De poging tot digitalisering van rechtspraak heeft de portemonnee van de Rechtspraak geen goed gedaan. Het financieringstekort van de Rechtspraak neemt dit jaar meer toe dan verwacht. In de rijksbegroting was een tekort opgenomen van 28 miljoen, maar deze zal stijgen naar 40 miljoen. En dan is het einde nog niet in zicht, want de verwachting is dat het tekort nog verder op zal lopende in de komende jaren.
De Rechtspraak bevestigt dat zij in het rood staat en geeft aan dat zij niet (meer) in staat is om het tekort op te vangen met het eigen vermogen van de Rechtspraak. Het geld is op. De Rechtspraak geeft als oorzaak van haar lege portemonnee aan dat haar forse bezuinigingen zijn opgelegd, zo’n 90 miljoen. Het was de bedoeling dat het project KEI, waarmee rechtspraak zou worden gedigitaliseerd die bezuinigen op zou vangen, maar niets bleek minder waar. De begrote kosten voor dit project van 7 miljoen euro zijn verhoogd naar 80 miljoen, en de totale kosten voor KEI bedragen 200 miljoen – terwijl de digitalisering van rechtspraak niet eens meer door gaat! (althans niet in landelijke vorm).
Een andere oorzaak van het tekort is volgens de Rechtspraak het teruglopende aantal rechtszaken. De Rechtspraak wordt per zaak gefinancierd, door de overheid en de procespartijen, wat bij minder zaken leidt tot een lager budget terwijl de kosten gelijk blijven.

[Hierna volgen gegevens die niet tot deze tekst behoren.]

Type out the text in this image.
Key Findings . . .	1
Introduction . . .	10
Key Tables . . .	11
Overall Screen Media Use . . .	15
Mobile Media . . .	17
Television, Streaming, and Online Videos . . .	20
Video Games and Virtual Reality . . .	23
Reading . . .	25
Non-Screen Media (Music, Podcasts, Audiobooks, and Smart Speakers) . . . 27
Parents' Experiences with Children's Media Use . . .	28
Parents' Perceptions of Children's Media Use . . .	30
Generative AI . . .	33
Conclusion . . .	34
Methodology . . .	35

De Rechtspraak geeft aan continu in overleg te zijn met de Minister voor Rechtsbescherming. Daarnaast heeft zij een externe partij ingeschakeld om onderzoek te doen naar de bedrijfsvoering van de Rechtspraak om te kijken hoe zij de begroting weer op orde kunnen krijgen. De verwachting is dat dit onderzoek in 2019 afgerond is. Er zal zelfs worden onderzocht of de wetten waaraan de Rechtspraak in haar bedrijfsvoering is gebonden, moeten worden aangepast. Ook zal worden gekeken of de vergoeding per rechtszaak die de Rechtspraak ontvangt wel genoeg is. De Rechtspraak geeft aan dat op de werkvloer wordt aangegeven dat de zaken bewerkelijker en tijdrovender zijn geworden, maar de vergoeding hier niet naar is. Een eventuele aanpassing van de vergoeding per rechtszaak zou dan niet moeten resulteren in een verhoging van de kosten die de rechtzoekende moet betalen voor het voeren van een procedure. Eerder is namelijk aangegeven dat een oorzaak voor het teruglopen van het aantal rechtszaken is dat de kosten van een procedure hoog zijn. Dat zou het probleem dus niet oplossen.
De Minister van Veiligheid en Justitie is verplicht om het negatieve eigen vermogen van de Rechtspraak aan het eind van het jaar aan te vullen, maar mooier zou het zijn als het onderzoek leidt tot een oplossing waardoor de Rechtspraak in de toekomst weer zelfvoorzienend kan zijn.